Yesterday during dinner, my daughter looked at my wife and said, "I need to go to the bathroom."  This isn't anything out of the norm.  I continued to eat while they headed off to the restroom.

Normally, the bathroom trip doesn't take that long.  Since Hannah had said something to the effect of, "I don't like the taste of my food," before she left the table, I figured that she needed to take care of some business and make some room, if you know what I mean.  This would make sense for the long delay in the restroom.  However, when my daughter returned, you could tell she had been crying.  Steph didn't look all that thrilled either.  I kept to my burger and fries in hopes of steering clear of what had transpired in the bathroom until later.  That was not the case.

It turns out that earlier in the day, Hannah had did something at school she shouldn't have done.  She didn't get in trouble for it, but was asked about it by one of the teachers.  She didn't lie about it.  She readily admitted she was in the wrong, and the teacher told her not to do it again.  She certainly could have let it go and hid it away in the not so happy, yet private place where you store things you don't want anyone to know.  Steph and I wouldn't have known anything.  But, my daughter has a guilty conscience.

When she does something she knows she should not have done, it will eat at her and control her.  You will be able to see it in her face and in her body language.  She won't have an appetite (which is surprising because she is my daughter) or have any real desire to play or do anything.  She simply looks like she knows the world is about to end.

And then she will give in and confess everything.

One time, she was jumping on our ottoman in the family room.  She knew she shouldn't do it and she never got caught.  A day or two later when she was putting on her pajamas for bed, she burst into tears.  It took awhile for my wife and I to figure out what was going on.  She had been wearing those pjs when she jumped on the ottoman a few days before.  Putting them on again reminded her of doing something she shouldn't have been doing and she had to spill the beans.

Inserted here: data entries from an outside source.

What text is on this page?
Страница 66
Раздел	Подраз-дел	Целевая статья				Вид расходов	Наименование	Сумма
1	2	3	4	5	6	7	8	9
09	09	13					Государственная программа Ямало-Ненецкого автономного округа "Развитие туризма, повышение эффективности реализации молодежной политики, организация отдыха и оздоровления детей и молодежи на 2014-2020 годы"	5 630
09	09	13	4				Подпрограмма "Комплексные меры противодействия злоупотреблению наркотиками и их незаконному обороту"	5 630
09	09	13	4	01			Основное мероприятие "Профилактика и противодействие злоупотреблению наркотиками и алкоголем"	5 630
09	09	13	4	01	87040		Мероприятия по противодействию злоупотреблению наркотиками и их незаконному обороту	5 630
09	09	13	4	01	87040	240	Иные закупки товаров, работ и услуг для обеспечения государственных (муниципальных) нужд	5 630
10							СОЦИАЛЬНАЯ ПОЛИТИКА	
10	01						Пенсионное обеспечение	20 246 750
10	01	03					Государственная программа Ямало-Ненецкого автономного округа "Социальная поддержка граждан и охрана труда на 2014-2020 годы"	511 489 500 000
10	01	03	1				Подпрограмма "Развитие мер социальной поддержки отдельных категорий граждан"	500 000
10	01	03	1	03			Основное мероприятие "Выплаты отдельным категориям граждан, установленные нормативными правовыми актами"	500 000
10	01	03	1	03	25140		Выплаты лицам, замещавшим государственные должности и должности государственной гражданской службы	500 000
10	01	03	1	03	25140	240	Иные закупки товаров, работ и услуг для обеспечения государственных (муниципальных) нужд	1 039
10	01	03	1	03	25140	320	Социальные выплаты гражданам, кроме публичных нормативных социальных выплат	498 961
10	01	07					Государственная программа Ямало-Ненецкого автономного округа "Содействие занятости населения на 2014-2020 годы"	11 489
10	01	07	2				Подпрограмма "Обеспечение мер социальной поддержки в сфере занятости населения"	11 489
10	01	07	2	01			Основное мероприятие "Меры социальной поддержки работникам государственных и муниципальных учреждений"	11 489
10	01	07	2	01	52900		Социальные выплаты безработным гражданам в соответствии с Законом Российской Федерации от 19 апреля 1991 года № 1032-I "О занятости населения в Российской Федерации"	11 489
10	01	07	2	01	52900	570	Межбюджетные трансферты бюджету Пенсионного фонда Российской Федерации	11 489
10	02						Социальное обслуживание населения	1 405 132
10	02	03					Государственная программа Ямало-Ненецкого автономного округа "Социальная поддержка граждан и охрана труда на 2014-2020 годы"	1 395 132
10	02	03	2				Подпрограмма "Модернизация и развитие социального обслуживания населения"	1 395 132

As I've thought through the events of last night's dinner time, I come up upon a hard question.  Where and when did we lose this gift of a guilty conscience?  I'm sure we all had it when we were little.  At what point does it go away?  Where did we learn to to create the not so happy, private place where we store our ugly history?  Why are we so afraid?

I pray that Hannah Grace never loses her guilty conscience.  I don't want her to walk around with baggage and hidden secrets weighing her down and holding her back.  I want her to know that she can share everything with her mom and I, no matter how horrible.  I want her to know that she will be loved unconditionally and that we are a safe place . . . a place to not be afraid.

I pray that we unlearn our ability to hide from our past, to love one another, and to let forgiveness reign.